In an art form and business famous for cynicism, “VHS Kahloucha” effortlessly captures the fun and adventure of making it all up for yourself. Not that it’s always a picnic. Preparing to shoot at a nearby beach, director Kahloucha, unhampered by a working script, is explaining what’s going to happen to his three actresses when a clerk from the adjacent hotel comes over and angrily shoos them away. “I have a permit!” bluffs Kahloucha. (A quick-thinking ruse that, unfortunately, sinks just as quickly upon his inability to produce it.) Clearly finding the presence of men and women together suspicious, the hotel clerk shrieks, “This isn’t a brothel!” The older actress takes umbrage at this, but the clerk stomps off to call the cops as the frustrated film crew retires, undeterred, to another beach.If the VHS visionary Kahloucha is a model of perseverance (occasionally spilling over into stubbornness and gentle megalomania), his admirably boyish passion and confidence is all the more impressive for being set off against an environment all too easily characterized by frustrated ambitions. There’s a serious backdrop of unemployment, limited opportunity, jail terms, patriarchal privilege, and emigration throughout “VHS Kahloucha,” as the comically innocent violence of Kahloucha’s action movies finds its real-life counterpoint in the frequent street fighting, alcoholism, and petty crime that are ubiquitous facts of life in Kazmet.
The cinema of resistance is perhaps most inextricable from the works, however varied, that come from such centers of conflict as Israel-Palestine and Lebanon. Among the dozen or so Lebanese films on offer, several have directly to do with the recent Israeli invasion and bombing. “Especially the digital works. We have quite a bit of shorts that were in response to, and were filmed during, the conflict in 2006 summer,” says Sonia El Feki, adding that decades of turmoil in that country have left what she sees as an ubiquitous climate of insecurity, even in films whose subject matter ostensibly lays elsewhere.

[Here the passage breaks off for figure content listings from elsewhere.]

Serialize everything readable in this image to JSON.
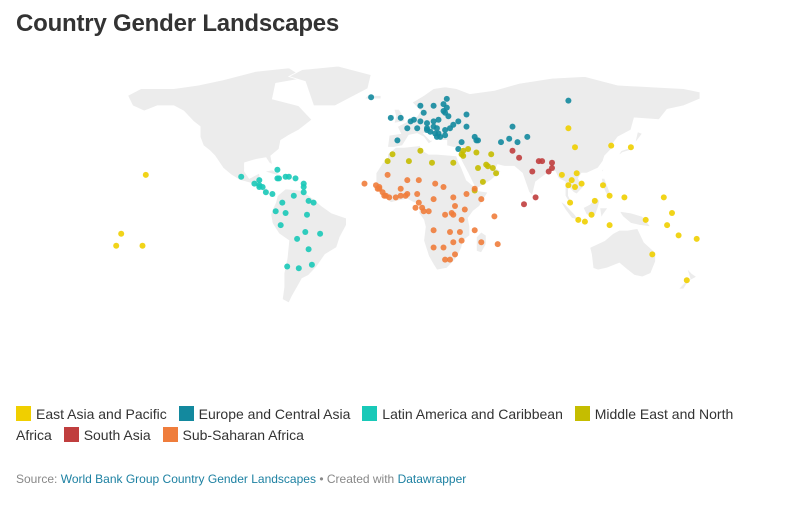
{
  "title": "Country Gender Landscapes",
  "legend": [
    {
      "label": "East Asia and Pacific",
      "color": "#f0cf00"
    },
    {
      "label": "Europe and Central Asia",
      "color": "#13899e"
    },
    {
      "label": "Latin America and Caribbean",
      "color": "#19c9b8"
    },
    {
      "label": "Middle East and North Africa",
      "color": "#c5bd00"
    },
    {
      "label": "South Asia",
      "color": "#c03e3e"
    },
    {
      "label": "Sub-Saharan Africa",
      "color": "#ef7d3c"
    }
  ],
  "footer": {
    "source_prefix": "Source:",
    "source_link": "World Bank Group Country Gender Landscapes",
    "separator": "•",
    "created_prefix": "Created with",
    "created_link": "Datawrapper"
  },
  "map": {
    "projection": "equirectangular world map",
    "regions": {
      "eap": {
        "color": "#f0cf00",
        "points": [
          [
            106,
            -6
          ],
          [
            110,
            -7
          ],
          [
            101,
            4
          ],
          [
            116,
            5
          ],
          [
            125,
            8
          ],
          [
            121,
            14
          ],
          [
            104,
            13
          ],
          [
            102,
            17
          ],
          [
            100,
            14
          ],
          [
            96,
            20
          ],
          [
            108,
            15
          ],
          [
            105,
            21
          ],
          [
            126,
            37
          ],
          [
            104,
            36
          ],
          [
            100,
            47
          ],
          [
            138,
            36
          ],
          [
            147,
            -6
          ],
          [
            160,
            -9
          ],
          [
            167,
            -15
          ],
          [
            178,
            -17
          ],
          [
            -172,
            -14
          ],
          [
            -175,
            -21
          ],
          [
            -159,
            -21
          ],
          [
            134,
            7
          ],
          [
            151,
            -26
          ],
          [
            172,
            -41
          ],
          [
            -157,
            20
          ],
          [
            158,
            7
          ],
          [
            163,
            -2
          ],
          [
            125,
            -9
          ],
          [
            114,
            -3
          ]
        ]
      },
      "eca": {
        "color": "#13899e",
        "points": [
          [
            -20,
            65
          ],
          [
            -8,
            53
          ],
          [
            -2,
            53
          ],
          [
            -4,
            40
          ],
          [
            2,
            47
          ],
          [
            4,
            51
          ],
          [
            6,
            52
          ],
          [
            10,
            51
          ],
          [
            8,
            47
          ],
          [
            14,
            47
          ],
          [
            12,
            56
          ],
          [
            10,
            60
          ],
          [
            18,
            60
          ],
          [
            24,
            61
          ],
          [
            26,
            64
          ],
          [
            18,
            51
          ],
          [
            21,
            52
          ],
          [
            14,
            50
          ],
          [
            18,
            48
          ],
          [
            20,
            47
          ],
          [
            25,
            46
          ],
          [
            16,
            45
          ],
          [
            19,
            44
          ],
          [
            21,
            44
          ],
          [
            20,
            42
          ],
          [
            22,
            42
          ],
          [
            25,
            43
          ],
          [
            14,
            46
          ],
          [
            28,
            47
          ],
          [
            30,
            49
          ],
          [
            27,
            54
          ],
          [
            25,
            56
          ],
          [
            24,
            57
          ],
          [
            26,
            59
          ],
          [
            35,
            39
          ],
          [
            33,
            35
          ],
          [
            44,
            40
          ],
          [
            45,
            40
          ],
          [
            43,
            42
          ],
          [
            38,
            55
          ],
          [
            66,
            48
          ],
          [
            75,
            42
          ],
          [
            69,
            39
          ],
          [
            59,
            39
          ],
          [
            64,
            41
          ],
          [
            100,
            63
          ],
          [
            33,
            51
          ],
          [
            38,
            48
          ]
        ]
      },
      "lac": {
        "color": "#19c9b8",
        "points": [
          [
            -99,
            19
          ],
          [
            -88,
            17
          ],
          [
            -91,
            15
          ],
          [
            -88,
            14
          ],
          [
            -86,
            13
          ],
          [
            -84,
            10
          ],
          [
            -80,
            9
          ],
          [
            -77,
            18
          ],
          [
            -72,
            19
          ],
          [
            -70,
            19
          ],
          [
            -66,
            18
          ],
          [
            -61,
            15
          ],
          [
            -61,
            13
          ],
          [
            -61,
            10
          ],
          [
            -67,
            8
          ],
          [
            -74,
            4
          ],
          [
            -78,
            -1
          ],
          [
            -75,
            -9
          ],
          [
            -65,
            -17
          ],
          [
            -58,
            -23
          ],
          [
            -56,
            -32
          ],
          [
            -64,
            -34
          ],
          [
            -71,
            -33
          ],
          [
            -51,
            -14
          ],
          [
            -58,
            5
          ],
          [
            -55,
            4
          ],
          [
            -88,
            13
          ],
          [
            -77,
            23
          ],
          [
            -76,
            18
          ],
          [
            -72,
            -2
          ],
          [
            -60,
            -13
          ],
          [
            -59,
            -3
          ]
        ]
      },
      "mena": {
        "color": "#c5bd00",
        "points": [
          [
            -7,
            32
          ],
          [
            3,
            28
          ],
          [
            10,
            34
          ],
          [
            17,
            27
          ],
          [
            30,
            27
          ],
          [
            36,
            34
          ],
          [
            36,
            31
          ],
          [
            44,
            33
          ],
          [
            45,
            24
          ],
          [
            48,
            16
          ],
          [
            54,
            24
          ],
          [
            51,
            25
          ],
          [
            50,
            26
          ],
          [
            56,
            21
          ],
          [
            53,
            32
          ],
          [
            39,
            35
          ],
          [
            43,
            11
          ],
          [
            35,
            32
          ],
          [
            -10,
            28
          ]
        ]
      },
      "sa": {
        "color": "#c03e3e",
        "points": [
          [
            66,
            34
          ],
          [
            70,
            30
          ],
          [
            78,
            22
          ],
          [
            84,
            28
          ],
          [
            90,
            24
          ],
          [
            90,
            27
          ],
          [
            80,
            7
          ],
          [
            73,
            3
          ],
          [
            88,
            22
          ],
          [
            82,
            28
          ]
        ]
      },
      "ssa": {
        "color": "#ef7d3c",
        "points": [
          [
            -17,
            14
          ],
          [
            -15,
            13
          ],
          [
            -15,
            12
          ],
          [
            -13,
            10
          ],
          [
            -11,
            8
          ],
          [
            -9,
            7
          ],
          [
            -5,
            7
          ],
          [
            -2,
            8
          ],
          [
            1,
            8
          ],
          [
            2,
            9
          ],
          [
            8,
            9
          ],
          [
            9,
            4
          ],
          [
            11,
            1
          ],
          [
            12,
            -1
          ],
          [
            15,
            -1
          ],
          [
            18,
            6
          ],
          [
            19,
            15
          ],
          [
            24,
            13
          ],
          [
            30,
            7
          ],
          [
            31,
            2
          ],
          [
            38,
            9
          ],
          [
            47,
            6
          ],
          [
            37,
            0
          ],
          [
            29,
            -2
          ],
          [
            30,
            -3
          ],
          [
            35,
            -6
          ],
          [
            25,
            -3
          ],
          [
            18,
            -12
          ],
          [
            28,
            -13
          ],
          [
            34,
            -13
          ],
          [
            35,
            -18
          ],
          [
            30,
            -19
          ],
          [
            24,
            -22
          ],
          [
            18,
            -22
          ],
          [
            25,
            -29
          ],
          [
            28,
            -29
          ],
          [
            31,
            -26
          ],
          [
            47,
            -19
          ],
          [
            57,
            -20
          ],
          [
            55,
            -4
          ],
          [
            43,
            -12
          ],
          [
            -24,
            15
          ],
          [
            7,
            1
          ],
          [
            43,
            12
          ],
          [
            -10,
            20
          ],
          [
            -2,
            12
          ],
          [
            2,
            17
          ],
          [
            9,
            17
          ],
          [
            -16,
            12
          ],
          [
            -12,
            8
          ]
        ]
      }
    }
  }
}
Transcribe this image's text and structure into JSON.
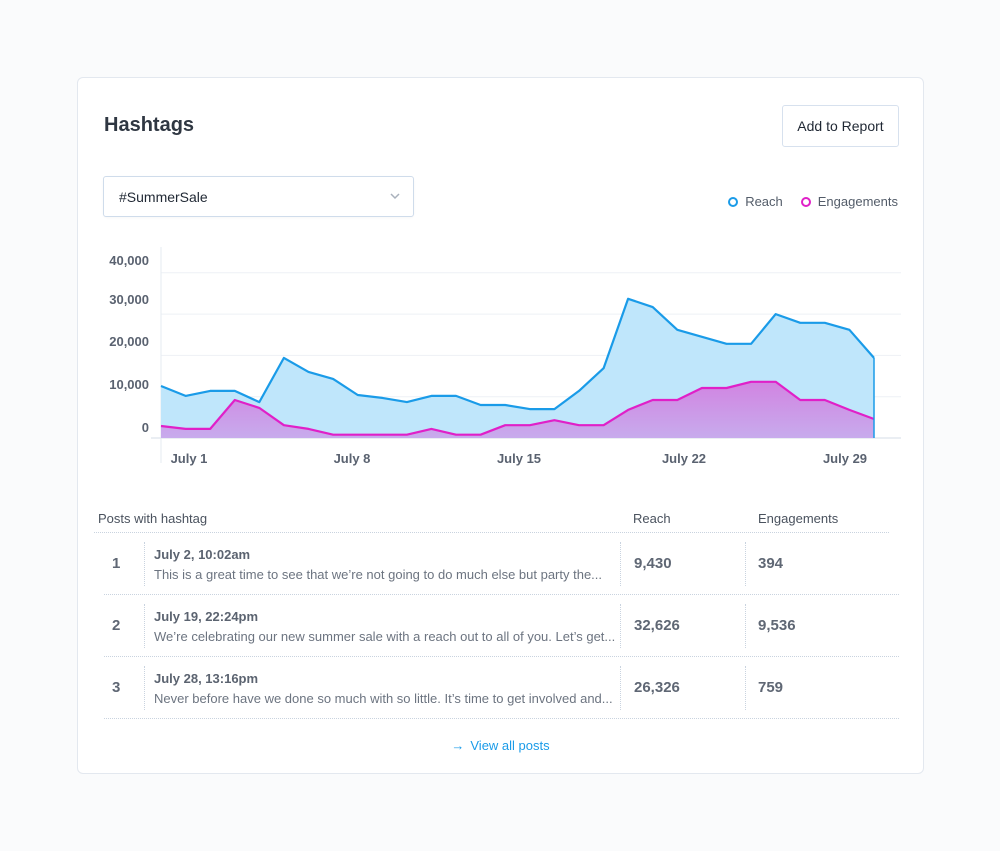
{
  "header": {
    "title": "Hashtags",
    "add_button": "Add to Report"
  },
  "hashtag_select": {
    "value": "#SummerSale",
    "icon": "chevron-down-icon"
  },
  "legend": [
    {
      "label": "Reach",
      "color": "#1a9be8"
    },
    {
      "label": "Engagements",
      "color": "#e020c8"
    }
  ],
  "chart_data": {
    "type": "area",
    "title": "",
    "xlabel": "",
    "ylabel": "",
    "ylim": [
      0,
      40000
    ],
    "y_ticks": [
      "40,000",
      "30,000",
      "20,000",
      "10,000",
      "0"
    ],
    "x_ticks": [
      "July 1",
      "July 8",
      "July 15",
      "July 22",
      "July 29"
    ],
    "grid": true,
    "legend_position": "top-right",
    "x": [
      "Jul 1",
      "Jul 2",
      "Jul 3",
      "Jul 4",
      "Jul 5",
      "Jul 6",
      "Jul 7",
      "Jul 8",
      "Jul 9",
      "Jul 10",
      "Jul 11",
      "Jul 12",
      "Jul 13",
      "Jul 14",
      "Jul 15",
      "Jul 16",
      "Jul 17",
      "Jul 18",
      "Jul 19",
      "Jul 20",
      "Jul 21",
      "Jul 22",
      "Jul 23",
      "Jul 24",
      "Jul 25",
      "Jul 26",
      "Jul 27",
      "Jul 28",
      "Jul 29",
      "Jul 30"
    ],
    "series": [
      {
        "name": "Reach",
        "color": "#1a9be8",
        "fill": "#bfe6fb",
        "values": [
          12600,
          10200,
          11400,
          11400,
          8700,
          19400,
          16000,
          14300,
          10400,
          9700,
          8700,
          10200,
          10200,
          8000,
          8000,
          7000,
          7000,
          11400,
          16900,
          33700,
          31700,
          26200,
          24500,
          22800,
          22800,
          30000,
          27900,
          27900,
          26200,
          19400
        ]
      },
      {
        "name": "Engagements",
        "color": "#e020c8",
        "fill": "#cf97e6",
        "values": [
          2900,
          2200,
          2200,
          9200,
          7300,
          3100,
          2200,
          800,
          800,
          800,
          800,
          2200,
          800,
          800,
          3100,
          3100,
          4300,
          3100,
          3100,
          6800,
          9200,
          9200,
          12100,
          12100,
          13600,
          13600,
          9200,
          9200,
          6800,
          4600
        ]
      }
    ]
  },
  "posts_table": {
    "headers": {
      "post": "Posts with hashtag",
      "reach": "Reach",
      "engagements": "Engagements"
    },
    "rows": [
      {
        "index": "1",
        "date": "July 2, 10:02am",
        "text": "This is a great time to see that we’re not going to do much else but party the...",
        "reach": "9,430",
        "engagements": "394"
      },
      {
        "index": "2",
        "date": "July 19, 22:24pm",
        "text": "We’re celebrating our new summer sale with a reach out to all of you. Let’s get...",
        "reach": "32,626",
        "engagements": "9,536"
      },
      {
        "index": "3",
        "date": "July 28, 13:16pm",
        "text": "Never before have we done so much with so little. It’s time to get involved and...",
        "reach": "26,326",
        "engagements": "759"
      }
    ]
  },
  "footer": {
    "view_all": "View all posts",
    "arrow": "→"
  }
}
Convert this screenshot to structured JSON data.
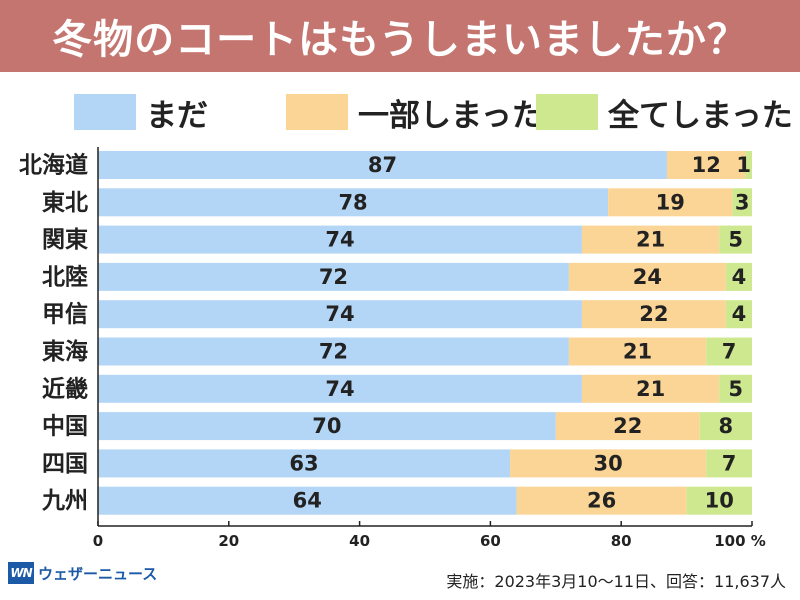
{
  "title": "冬物のコートはもうしまいましたか？",
  "colors": {
    "title_bg": "#c4756f",
    "series": [
      "#b3d6f6",
      "#fbd596",
      "#cde88f"
    ]
  },
  "logo": {
    "mark": "WN",
    "text": "ウェザーニュース"
  },
  "footer_note": "実施：2023年3月10～11日、回答：11,637人",
  "chart_data": {
    "type": "bar",
    "orientation": "horizontal",
    "stacked": true,
    "categories": [
      "北海道",
      "東北",
      "関東",
      "北陸",
      "甲信",
      "東海",
      "近畿",
      "中国",
      "四国",
      "九州"
    ],
    "series": [
      {
        "name": "まだ",
        "values": [
          87,
          78,
          74,
          72,
          74,
          72,
          74,
          70,
          63,
          64
        ]
      },
      {
        "name": "一部しまった",
        "values": [
          12,
          19,
          21,
          24,
          22,
          21,
          21,
          22,
          30,
          26
        ]
      },
      {
        "name": "全てしまった",
        "values": [
          1,
          3,
          5,
          4,
          4,
          7,
          5,
          8,
          7,
          10
        ]
      }
    ],
    "xlim": [
      0,
      100
    ],
    "xticks": [
      "0",
      "20",
      "40",
      "60",
      "80",
      "100 %"
    ],
    "legend_position": "top"
  }
}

“The feature films show the latent uneasiness with having war looming every few years. I think that’s what the films are about. Even the vampire film [Ghassan Salhab’s excellent ‘The Last Man’]. It’s this danger. ‘Falafel’ [by Michel Kammoun] as well. [The main character is] out to have a good time, but just the turn of the street and he’s almost going to be in a fight with somebody because of it, just because everybody’s on edge. That’s what I’m understanding from these films. Everybody’s internalized the conflict.”
In this context, the act of filmmaking becomes more than a way of reflecting or interrogating reality; it’s an object itself ripe for contemplation and sublimation. “Some of the shorts are showing how people persevere, want to keep making films and keep living,” notes El Feki. “That’s part of their resistance.”